Voice-to-Command for AI coding CLI — Project Overview
VoiceCC is a voice-to-command system that lets you control AI coding CLI (CLI) by speaking. You speak, the system transcribes via Whisper (local GPU), interprets the voice command, and injects it into the terminal session where AI coding CLI runs — both on WSL (tmux) and Windows (PowerShell/Terminal).
It supports direct text commands, special keys (escape, enter, tab), and intelligent interaction with AI coding CLI prompts (option selection, confirmations, custom input, multiselect) — completely hands-free.
graph TB
User["User\nVoice Input"] -->|"hotkey"| VE
subgraph Windows
VE["VoiceEmitter\nAudio Capture + Whisper STT\n+ Hotkey + System Tray"]
WW["WindowsWorker\nTerminal Detection\n+ PostMessage Injection"]
BR["Browser\nDashboard (React)"]
end
subgraph WSL / Linux
HUB["SignalR Hub :5050\nMessage Broker + Filter Pipeline\n+ Choice Detection + Static Dashboard"]
TW["TmuxWorker\nSession Monitor\n+ Tmux Injector"]
TMUX["tmux session 'cc'\nAI coding CLI"]
end
VE -->|"SignalR\nvoice command"| HUB
WW -->|"SignalR\nsession state + results"| HUB
HUB -->|"route command\nto worker"| TW
HUB -->|"route command\nto worker"| WW
TW -->|"send-keys"| TMUX
WW -->|"PostMessage\nWM_CHAR"| Terminal["Windows Terminal"]
BR -->|"SignalR"| HUB
HUB -->|"events + status"| BR
How long would a super senior .NET/React developer take to build this from scratch, writing all code by hand?
| # | Phase | Days | Notes |
|---|---|---|---|
| 0 | Environment + Research | 5 | WSL2 + systemd setup, CUDA + cuDNN (notoriously painful), .NET/Node.js SDK, research Whisper.net, NAudio, SharpHook, PostMessage/Win32, UIAutomation, SignalR polymorphism.
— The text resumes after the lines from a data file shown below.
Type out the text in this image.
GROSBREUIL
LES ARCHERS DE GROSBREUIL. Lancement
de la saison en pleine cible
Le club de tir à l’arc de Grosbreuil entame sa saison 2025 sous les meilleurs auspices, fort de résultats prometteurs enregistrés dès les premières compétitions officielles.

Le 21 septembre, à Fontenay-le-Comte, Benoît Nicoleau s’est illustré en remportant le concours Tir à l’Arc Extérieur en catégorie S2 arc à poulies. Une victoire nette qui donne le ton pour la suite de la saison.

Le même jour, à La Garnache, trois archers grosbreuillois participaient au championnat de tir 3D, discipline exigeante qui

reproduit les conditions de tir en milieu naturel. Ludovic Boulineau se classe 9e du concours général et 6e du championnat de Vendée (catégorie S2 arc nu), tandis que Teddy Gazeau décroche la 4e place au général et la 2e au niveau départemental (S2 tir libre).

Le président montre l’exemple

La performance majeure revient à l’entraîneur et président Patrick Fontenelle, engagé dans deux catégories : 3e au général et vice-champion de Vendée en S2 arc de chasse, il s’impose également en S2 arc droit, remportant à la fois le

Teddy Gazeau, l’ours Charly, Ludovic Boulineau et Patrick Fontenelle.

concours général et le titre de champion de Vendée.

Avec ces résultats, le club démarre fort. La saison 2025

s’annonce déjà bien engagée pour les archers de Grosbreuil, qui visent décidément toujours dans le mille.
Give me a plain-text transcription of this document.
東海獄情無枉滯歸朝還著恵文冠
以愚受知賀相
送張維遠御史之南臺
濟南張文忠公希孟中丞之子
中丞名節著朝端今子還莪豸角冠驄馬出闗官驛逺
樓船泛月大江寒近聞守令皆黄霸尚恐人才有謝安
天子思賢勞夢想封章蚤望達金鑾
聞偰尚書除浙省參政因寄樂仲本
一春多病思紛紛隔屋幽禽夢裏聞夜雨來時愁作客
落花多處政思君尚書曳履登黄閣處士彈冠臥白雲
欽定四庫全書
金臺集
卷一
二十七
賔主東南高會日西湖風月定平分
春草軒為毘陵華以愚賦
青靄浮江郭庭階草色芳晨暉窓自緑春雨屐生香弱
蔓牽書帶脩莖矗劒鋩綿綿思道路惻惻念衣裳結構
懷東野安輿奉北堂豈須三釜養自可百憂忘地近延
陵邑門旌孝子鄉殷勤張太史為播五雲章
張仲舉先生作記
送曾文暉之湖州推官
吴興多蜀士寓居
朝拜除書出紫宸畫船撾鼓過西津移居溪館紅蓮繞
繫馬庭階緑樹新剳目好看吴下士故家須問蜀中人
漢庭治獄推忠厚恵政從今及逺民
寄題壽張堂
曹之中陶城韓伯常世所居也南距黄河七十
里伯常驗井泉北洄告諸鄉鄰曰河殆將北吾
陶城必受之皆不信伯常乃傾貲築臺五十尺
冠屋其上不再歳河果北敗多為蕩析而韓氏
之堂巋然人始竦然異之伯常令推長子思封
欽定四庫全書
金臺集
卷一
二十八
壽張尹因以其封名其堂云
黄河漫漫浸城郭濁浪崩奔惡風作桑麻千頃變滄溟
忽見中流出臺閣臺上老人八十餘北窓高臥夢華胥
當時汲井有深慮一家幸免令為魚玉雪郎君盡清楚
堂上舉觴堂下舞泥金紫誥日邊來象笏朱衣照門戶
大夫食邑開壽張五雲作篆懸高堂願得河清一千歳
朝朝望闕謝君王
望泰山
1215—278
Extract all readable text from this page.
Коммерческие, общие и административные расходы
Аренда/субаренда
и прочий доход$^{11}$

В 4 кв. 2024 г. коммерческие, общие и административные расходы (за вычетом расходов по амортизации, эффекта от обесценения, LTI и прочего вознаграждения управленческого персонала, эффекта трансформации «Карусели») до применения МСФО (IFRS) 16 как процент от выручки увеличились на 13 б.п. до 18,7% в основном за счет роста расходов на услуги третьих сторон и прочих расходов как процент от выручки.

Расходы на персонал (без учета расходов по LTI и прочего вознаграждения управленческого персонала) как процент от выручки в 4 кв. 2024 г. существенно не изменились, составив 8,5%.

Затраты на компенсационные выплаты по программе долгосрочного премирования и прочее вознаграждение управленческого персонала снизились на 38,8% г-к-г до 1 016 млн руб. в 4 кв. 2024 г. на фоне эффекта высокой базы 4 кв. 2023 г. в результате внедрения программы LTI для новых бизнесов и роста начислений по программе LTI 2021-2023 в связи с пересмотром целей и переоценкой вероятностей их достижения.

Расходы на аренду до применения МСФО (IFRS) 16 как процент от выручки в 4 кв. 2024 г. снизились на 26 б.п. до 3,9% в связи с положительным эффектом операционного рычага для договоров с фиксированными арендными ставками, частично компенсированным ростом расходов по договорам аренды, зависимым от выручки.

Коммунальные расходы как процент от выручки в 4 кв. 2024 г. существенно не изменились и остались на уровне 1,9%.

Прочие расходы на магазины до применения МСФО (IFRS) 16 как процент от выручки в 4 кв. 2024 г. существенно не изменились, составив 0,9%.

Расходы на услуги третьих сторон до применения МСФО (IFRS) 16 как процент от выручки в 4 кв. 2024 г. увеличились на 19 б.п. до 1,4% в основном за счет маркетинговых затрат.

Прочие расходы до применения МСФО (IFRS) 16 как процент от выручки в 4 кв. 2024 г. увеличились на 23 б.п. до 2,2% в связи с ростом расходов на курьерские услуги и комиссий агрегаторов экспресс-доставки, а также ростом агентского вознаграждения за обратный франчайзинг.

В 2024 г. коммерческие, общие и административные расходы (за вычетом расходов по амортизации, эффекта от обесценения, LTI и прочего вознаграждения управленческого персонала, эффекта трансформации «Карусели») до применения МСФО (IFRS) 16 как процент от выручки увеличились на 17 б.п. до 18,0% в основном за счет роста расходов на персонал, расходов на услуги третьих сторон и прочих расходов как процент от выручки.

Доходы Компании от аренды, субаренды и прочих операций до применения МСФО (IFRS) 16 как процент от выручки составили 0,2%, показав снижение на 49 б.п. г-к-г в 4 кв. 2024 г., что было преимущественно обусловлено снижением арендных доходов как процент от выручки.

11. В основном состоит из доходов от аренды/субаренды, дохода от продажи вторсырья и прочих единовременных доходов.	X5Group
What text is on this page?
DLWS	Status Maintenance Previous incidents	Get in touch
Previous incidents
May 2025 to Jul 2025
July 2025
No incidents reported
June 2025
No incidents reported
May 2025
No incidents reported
Each API has undocumented quirks |
| 1 | Architecture + Foundation | 6 | BBC design, multi-solution structure (WSL/Windows), shared contracts (lots of DTOs/interfaces/events), SignalR Hub with typed client, session-owner routing, Serilog, first E2E wiring test |
| 2 | Audio Capture + Whisper STT | 9 | NAudio WASAPI (device enum, buffer mgmt, WAV format), SharpHook global hotkey (3 slots), Whisper.net CUDA loading (format issues, model loading failures), beam search tuning, confidence scores (broken in stable, need preview build), language prompts for 8 languages, hallucination filtering |
| 3 | WSL Pipeline | 5 | tmux session monitor (state machine: idle/busy/waiting), tmux injector (send-keys escaping is HARD — quotes, special chars, ArgumentList.Add discovery), TmuxWorker orchestrator with retry, systemd service templates + install scripts |
| 4 | Windows Pipeline | 10 | PostMessage POC (discovering lParam scan codes, WM_CHAR vs WM_KEYDOWN — deep Win32 rabbit hole), UIAutomation terminal finder (TextPattern, detecting AI coding CLI state from status bar), injection without focus steal, long messages 200+ chars, dual SignalR architecture, Velopack packaging |
| 5 | Dashboard (React) | 5 | React 18 + Vite + TypeScript scaffold, SignalR connection hook with reconnect, Zustand stores, session list + command log + debug console, VU meter (recharts real-time), static build served from Hub |
| 6 | Intelligent Message | 10 | Filter pipeline (chain of responsibility), escape command filter, manual AI coding CLI keybinding research (test every prompt type, screenshot, document), screen parsing for 5 prompt types, voice command mapping in 8 languages, cross-platform screen adapter (tmux '❯' vs Windows '>'), ChoiceExecutorService orchestration |
| 7 | Testing + Bug Fixing | 8 | 245 unit tests written by hand with TDD, mocking SignalR/tmux/NAudio/Whisper, integration tests. Bug fixing: WebSocket 1006, CORS, quote escaping, timing issues, hub routing broadcast bug, mutex issues, Whisper hallucination, language prompt priming |
| 8 | Deployment + Docs | 4 | WSL install/uninstall scripts (systemd, .sudo, port check), Windows scripts (no-admin, Registry HKCU\Run — discovered Task Scheduler needs admin), DEPLOY.md workflow, mode switching (uninstall→port-check→install), test on clean machine |
| TOTAL | 62 | ~12.5 weeks, ~3 months |
| Scenario | Multiplier | Total |
|---|---|---|
| Optimistic (CUDA works, no rabbit holes, everything clicks) | 1x | ~62 working days (~3 months) |
| Realistic (CUDA hell, Win32 undocumented, Whisper quirks) | 1.4x | ~87 days (~4.5 months) |
| Regular senior (less Win32/audio experience) | 1.6x | ~100 days (~5 months) |
| Junior/Mid (learning curve on everything) | 2.5x | ~155 days (~8 months) |
The Windows Pipeline (Phase 4) dominates because:
The Intelligent Message (Phase 6) is the second time sink:
The Whisper STT (Phase 2) hides complexity:
The project was built with AI coding assistant writing ~90% of the code, directed by a senior developer who designed architecture and made all decisions. Starting from absolute zero: no environment, no tools installed, just the idea. The 6 days include everything: environment setup, research, architecture, development, testing, deployment.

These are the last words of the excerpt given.